L'autre élément important ici est la dépendance à l'histoire. Les réglementations seront probablement plus efficaces si elles sont mises en place rapidement, lorsque le secteur est jeune. Une histoire contrefactuelle du secteur des fonds communs de placement monétaire peut être utilisée pour justifier cette idée. Imaginons que les régulateurs aient décidé dans les années 1970 que, par principe, tous les fonds communs devaient utiliser une valeur liquidative flottante. Une telle réglementation aurait été relativement simple à mettre en œuvre lorsque le secteur était encore ténu, et elle aurait guidé son évolution et encouragé des innovations compatibles avec le principe de base. La tâche est nettement plus difficile aujourd'hui, alors que le secteur gère plusieurs dizaines de milliards de dollars. Un défi pour les régulateurs est donc d'être prévoyants lorsqu'ils abordent la FinTech. Une réglementation efficace nécessite qu'ils identifient quelques caractéristiques de base qu'ils souhaiteraient que la FinTech revête dans une trentaine d'années, et qu'ils les rendent obligatoires dès maintenant.
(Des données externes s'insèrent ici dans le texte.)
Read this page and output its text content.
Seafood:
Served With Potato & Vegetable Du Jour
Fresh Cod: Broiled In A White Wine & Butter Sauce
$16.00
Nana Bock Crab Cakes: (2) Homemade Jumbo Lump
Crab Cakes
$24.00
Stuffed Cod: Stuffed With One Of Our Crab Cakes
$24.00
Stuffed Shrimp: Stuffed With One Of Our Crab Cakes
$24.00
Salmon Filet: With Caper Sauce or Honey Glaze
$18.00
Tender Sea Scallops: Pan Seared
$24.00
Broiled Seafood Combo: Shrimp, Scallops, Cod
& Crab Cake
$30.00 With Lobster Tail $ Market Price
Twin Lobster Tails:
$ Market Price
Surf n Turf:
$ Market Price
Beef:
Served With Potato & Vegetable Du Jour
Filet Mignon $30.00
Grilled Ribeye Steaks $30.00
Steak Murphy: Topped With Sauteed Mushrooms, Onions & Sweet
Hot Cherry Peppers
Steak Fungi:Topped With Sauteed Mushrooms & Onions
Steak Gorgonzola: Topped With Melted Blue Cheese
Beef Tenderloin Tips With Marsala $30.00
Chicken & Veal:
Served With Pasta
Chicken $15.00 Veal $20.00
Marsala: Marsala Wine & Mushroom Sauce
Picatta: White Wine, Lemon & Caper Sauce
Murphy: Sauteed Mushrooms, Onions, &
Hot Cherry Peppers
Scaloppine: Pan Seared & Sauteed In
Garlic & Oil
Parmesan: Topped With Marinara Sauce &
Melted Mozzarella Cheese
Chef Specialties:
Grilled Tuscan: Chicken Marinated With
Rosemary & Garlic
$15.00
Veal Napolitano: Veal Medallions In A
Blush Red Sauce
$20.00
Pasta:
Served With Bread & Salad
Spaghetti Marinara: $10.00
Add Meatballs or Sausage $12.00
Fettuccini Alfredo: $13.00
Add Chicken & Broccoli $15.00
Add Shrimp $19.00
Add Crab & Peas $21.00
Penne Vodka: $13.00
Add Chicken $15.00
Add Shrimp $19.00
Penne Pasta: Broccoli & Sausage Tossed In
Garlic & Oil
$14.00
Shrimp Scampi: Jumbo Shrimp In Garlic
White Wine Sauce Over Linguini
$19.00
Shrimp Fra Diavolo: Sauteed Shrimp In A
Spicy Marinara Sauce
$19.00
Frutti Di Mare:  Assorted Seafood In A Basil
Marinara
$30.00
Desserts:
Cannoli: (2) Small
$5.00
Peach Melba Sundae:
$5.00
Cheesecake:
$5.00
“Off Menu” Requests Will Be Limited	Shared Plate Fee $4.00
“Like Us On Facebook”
Défi no 3 : protection des consommateurs
La FinTech créera probablement de nouveaux problèmes en termes de protection des consommateurs. C'est le cas, par exemple, avec les conseillers-robots (robo-advisors) pour la gestion de portefeuille. Une difficulté majeure pour le secteur consiste à savoir quand et comment les investisseurs feront « confiance » aux robots, ainsi que l'explique Dhar (2016). Le conseil robotisé engendrera certainement de nouveaux problèmes d'ordre juridique et opérationnel et représentera sans doute un véritable casse-tête pour les agences de protection des consommateurs.
Mais si l'objectif est de protéger les consommateurs, le conseil robotisé n'a pas besoin d'être parfait. Il suffit simplement qu'il fasse mieux que le système actuel. Et il est important de garder à l'esprit à quel point les résultats des conseillers humains sont mauvais. Tout d'abord, à un niveau agrégé, les frais n'ont pas diminué. En effet, alors que le prix des produits standard diminuait, les consommateurs ont été poussés vers des produits plus chers (Greenwood et Scharsftein, 2013). Ensuite, les conflits d'intérêts sont omniprésents dans le secteur. Bergstresser et al. (2009) constatent que les fonds communs vendus par des courtiers produisent des rendements corrigés du risque plus faibles, même avant de soustraire les coûts de distribution. Chalmers et Reuter (2012) observent que les portefeuilles des clients de courtiers génèrent des rendements corrigés du risque nettement plus faibles que les portefeuilles appariés basés sur des fonds à date cible, mais qu'ils offrent des niveaux de risque similaires. Les clients de courtiers allouent plus de dollars à des fonds aux frais plus élevés et les participants ont tendance à obtenir de meilleurs résultats lorsqu'ils n'ont pas accès aux courtiers. Mullainathan et al. (2012) rapportent que les conseillers ne sont pas toujours francs avec leurs clients et qu'ils renforcent souvent les biais qui servent leurs intérêts. Les conseillers encouragent les comportements de chasse aux rendements et prônent les fonds sous gestion dynamique ayant des frais plus élevés, même lorsque le client commence avec un portefeuille bien diversifié à faibles frais. Foà et al. (2015) constatent que les banques sont en mesure d'avoir une incidence sur les choix hypothécaires des consommateurs non seulement au moyen de la tarification, mais également au moyen d'un service de conseil. Egan et al. (2016) montrent que les manquements sont concentrés dans les entreprises ayant des clients de détail et dans les comtés où le niveau d'éducation est faible, où les populations sont plus âgées et où les revenus sont élevés. Ils rapportent également que les sanctions sur le marché du travail en cas de manquement sont limitées.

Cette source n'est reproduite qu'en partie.